Corsico had included every possible detail that might juice up the story and produce follow-ups via the sorts of hush-hush phone calls that had long been every tabloid’s bread and butter in London: the father’s position as a professor of microbiology at University College; the maternal grandparents’ upper-middle-class status as denizens of Dulwich; the maternal aunt’s career as an award-winning designer of furniture; the mother’s late-autumn disappearance with the now-missing child into regions heretofore unknown but now suspected to have been Tuscany all along; the unwillingness of all parties to comment upon anything that had occurred. All of this begged for someone with inside information on any person whose name appeared in the story to ring The Source and spill beans of the reputation-ruining kind. This would happen in due course, naturally. It always did.
Assistant Commissioner Hillier had, it seemed, called Isabelle onto his Wilton carpet for a proper caning, and she was bound and determined to pass the joy on to Barbara. The AC had done his homework in advance as well.
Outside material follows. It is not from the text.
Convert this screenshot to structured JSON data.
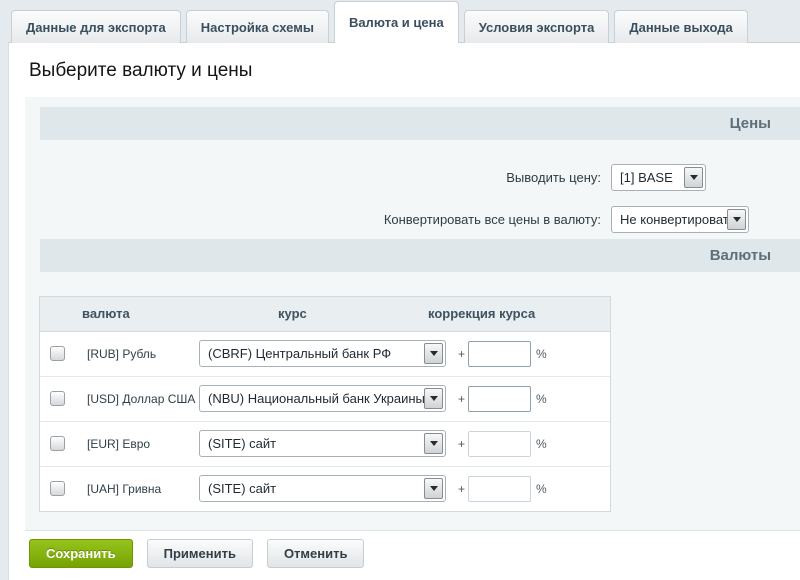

So what he’d known when Ardery had entered his office was that the story was true from start to finish, with the possible embellishment of the women in chadors. No police from the UK were involved, not even the coppers in north London where the girl’s father apparently lived. Had she, Isabelle, heard from the Camden police at all in this matter? No, of course not. Well, get on it, then. Because the press office wants something to report in the morning and it had better be of the nature of someone’s being assigned to this.